Beyond Rewards: a Hierarchical Perspective on Offline Multiagent Behavioral Analysis

Authors: Shayegan Omidshafiei, Andrei Kapishnikov, Yannick Assogba, Lucas Dixon, Been Kim

NeurIPS 2022 | Conference PDF | Archive PDF | Plain Text | LLM Run Details

Reproducibility Variable Result LLM Response
Research Type Experimental Our experiments investigate the structure of the learned behavior space, which goes beyond prior works on latent-clustering by identifying relationships between individual agent and joint behaviors. We illustrate that clusters identified by MOHBA are useful for highlighting similarities and differences in behaviors throughout training. We also quantitatively analyze the completeness of discovered behavior clusters by adopting a modified version of the concept-discovery framework of Yeh et al. [13] to identify interesting behavior concepts in our multiagent setting. We then test the scalability of our approach by using it for behavioral analysis of several high-dimensional multiagent Mu Jo Co environments [14]. Finally, we evaluate the approach on the open-sourced Open AI hide-and-seek policy checkpoints [10], confirming that the behavioral clusters detected by MOHBA closely match those of the human-expert annotated labels provided in their policy checkpoints.
Researcher Affiliation Industry Shayegan Omidshafiei somidshafiei@google.com Andrei Kapishnikov kapishnikov@google.com Yannick Assogba yassogba@google.com Lucas Dixon ldixon@google.com Been Kim beenkim@google.com Google Research
Pseudocode Yes Appendix A.7 provides pseudocode.
Open Source Code No The paper states: “We provide details for experiment reproducibility in Appendix A.2. We also include model highlevel code in Appendix A.7.” Appendix A.7 contains pseudocode, not runnable open-source code for the methodology, and no external link is provided.
Open Datasets Yes Finally, we evaluate the approach on the open-sourced Open AI hide-and-seek policy checkpoints [10], confirming that the behavioral clusters detected by MOHBA closely match those of the human-expert annotated labels provided in their policy checkpoints.
Dataset Splits Yes We create an 80-20 train-validation split, then train a 2-layer (8 hidden units each) MLP g via a softmax-cross entropy loss to predict the classes using only zω as input (rather than the actual trajectory τ).

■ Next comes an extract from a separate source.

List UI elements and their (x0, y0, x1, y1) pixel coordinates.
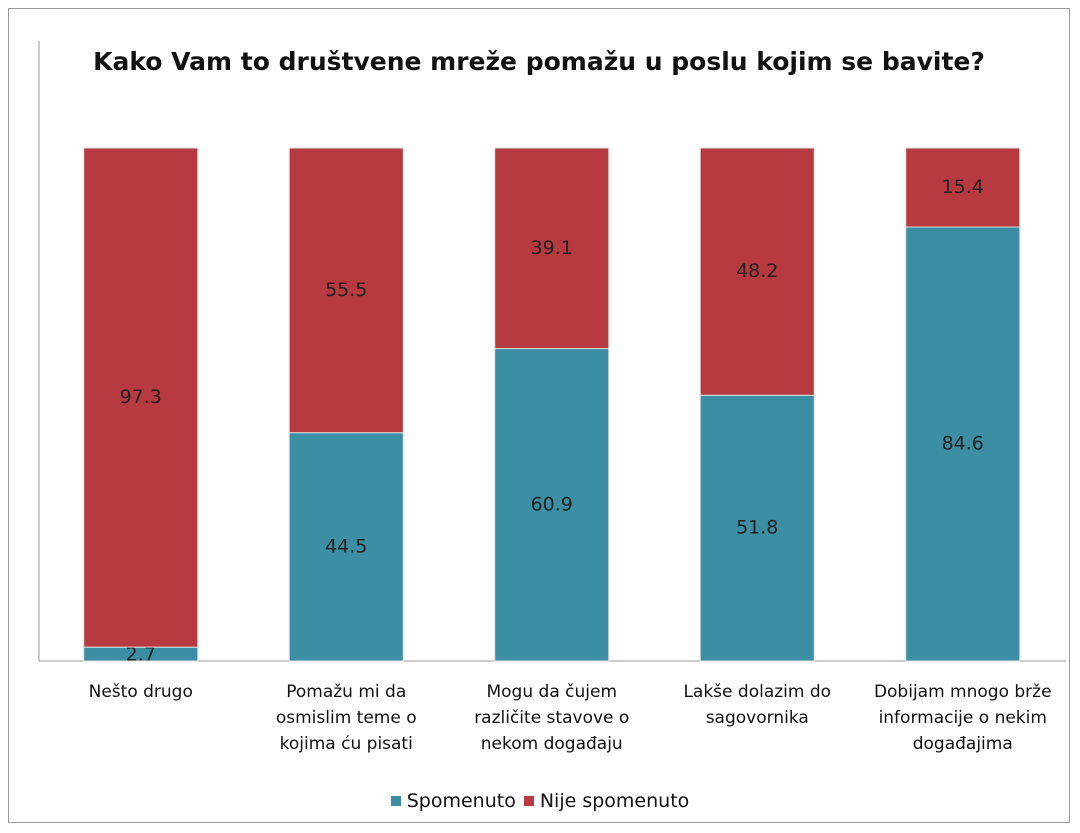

Hardware Specification No The paper states “We provide all computational details in Appendix A.2.”, but Appendix A.2 does not specify hardware details such as GPU/CPU models or types of compute resources used.

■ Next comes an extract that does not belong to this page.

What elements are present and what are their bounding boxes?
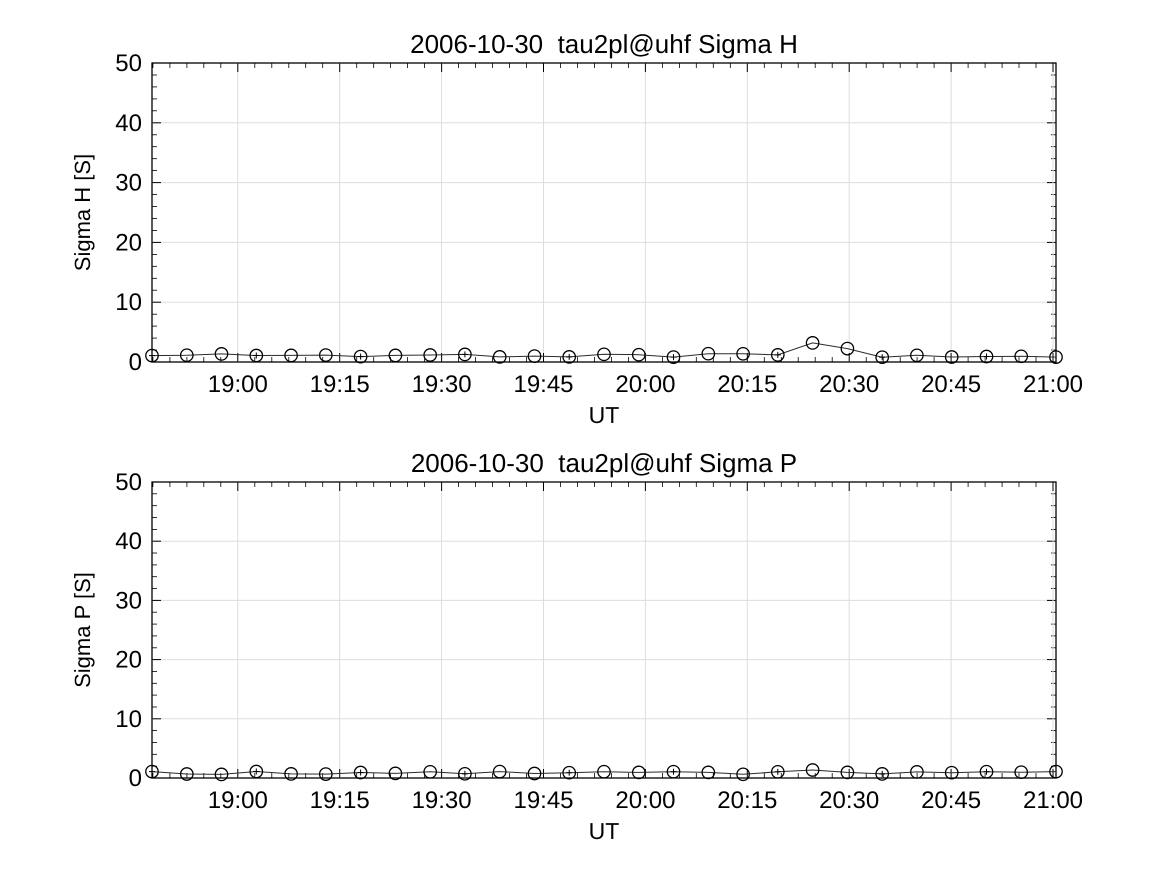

Software Dependencies No The paper mentions software like “Acme RL library”, “TD3 algorithm”, “RLDS”, “PyTorch”, and “Adam optimizer” but does not provide specific version numbers for these dependencies.
Experiment Setup Yes Appendix A.2 provides hyperparameters such as ADAM optimizer with a learning rate of 1e-4, batch size of 256, latent dimensions for zω and zα of 2 and 4, respectively, and β values of 0.05 and 0.01 for the hill-climbing and coordination game, and 0.005 for the Half Cheetah and Ant domains.